2.2 Anyone who feels there is information on their files that could not have been supplied by a manager on a building site should contact the BSG so that we can bring together to lodge the IPCC complaint (this will normally relate to attendance at political meetings/protests at evening or weekend or any criminal records)
2.3 Request that the unions provide financial assistance for this process - including RMT
3. Employment Tribunals
Nick Toms, David Renton and Declan Owens (lawyers representing the vast majority of the blacklisted ET cases) gave an update of the latest ET cases. The vast majority of cases have lost - mainly thrown out at the Pre-Hearing Review stage because theye were submitted "out of time". 2 cases (Nolan and Cullinaine) have been to the EAT but neither of these cases have progressed to full merits hearing.
Of the many ET claims initially taken only 3 cases have been successful - Willis, Tattersall and Acheson (all represented by Nick Toms supported by UNITE) with "Aggravated Damages" being awarded because of the use of the blacklist.
The Steve Acheson and Tony Jones cases from Manchester ET last week were both reserved judgements and we await the decision. The history of decisions from Judge Brain in Manchester has never been positive to date.
Dave Smith written ET judgement arrived that day and was circulated - David Renton explained that the judgement is very useful and allows for an appeal to the EAT and the European Court of Human Rights (now being prepared but will take time and cost money).
UNITE have stated that they have won an ET claim under the new Blacklisting Regs
There are a tiny handful of ET claims still "live" in the system including Roy Bentham (UCATT member from Liverpool).
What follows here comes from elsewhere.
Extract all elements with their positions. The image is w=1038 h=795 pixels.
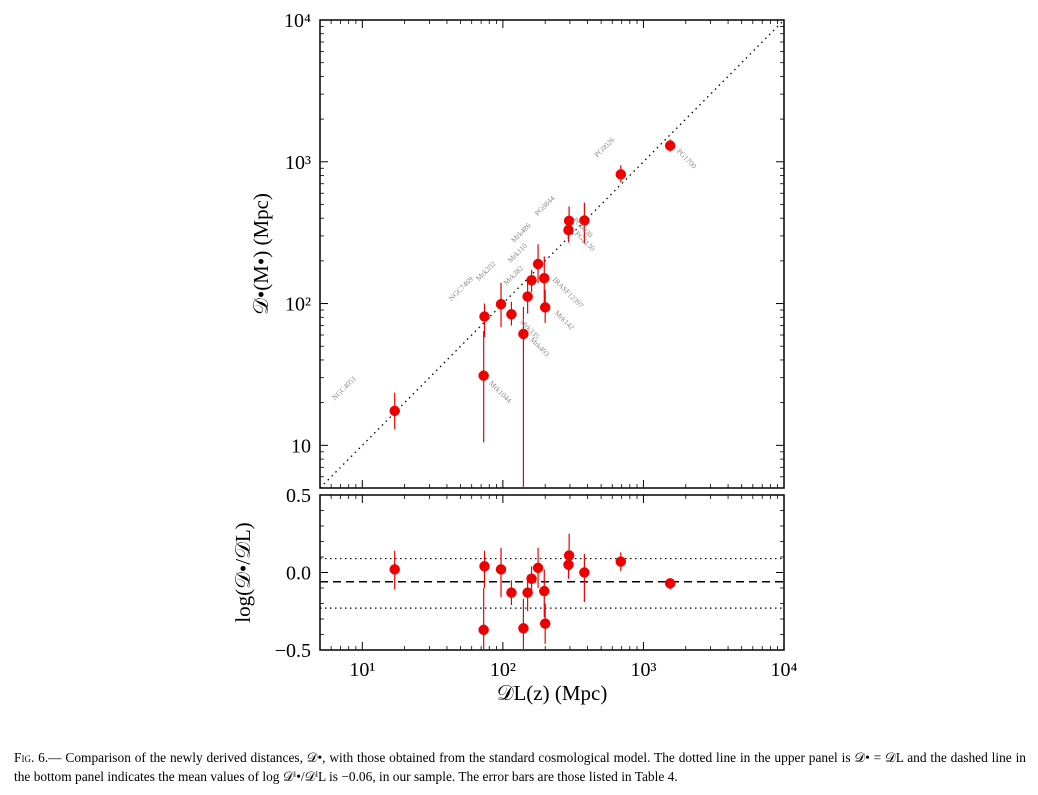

Roy is representing himself.
Meeting agreed:
3.1 Ask the unions to revisit their attitude to all the live ET claims with the hope that they will support the small number of claims still running (even if they lose, they may generate a few more ECHR cases)
3.2 Circulate the latest ET judgements
4. UNITE Data Protection claim
UNITE are advertising on their website for blacklisted members to contact the union who are intending to take individual stand alone data-protection claims. At least one claim has so far been lodged.
Meeting agreed:
4.1 Encourage UNITE members to contact the union.
5. Scottish Parliament
Phil Chamberlain explained that Drew Smith MSP (Labour Shadow Justice Secretary) has raised the issue of a public Inquiry in the Scottish parliament with similar non-committal responses from the Holyrood government.
Meeting agreed:
5.1 Anyone from Scotland or with Scottish connections (relatives or freinds) should contact their MSP
6. Europe
Glenis Wilmott MEP (Labour Leader in Europe) and Stephen Hughes MEP have managed to get an anti-blacklisting amendment inserted into a Report on Health & Safety which has been passed at the European parliament. The amendment is based upon information suggested by Professor Keith Ewing
Meeting agreed:
6.1 Pass on sincere thanks for work being done in Europe.
7. High Court claim
John Townsend and Liam Dunne from Guney Clark & Ryan solicitors held a private session with their clients to update them about progress in the High Court claim.
Meeting agreed:
7.1 To encourage blacklisted workers to contact GCR direct to discuss the case
7.2 BSG will provide updates when appropriate
8. AOB.
Lawyers to draw up a list of methods by which individuals may be able to access unredacted files. Once complied this will be circulated.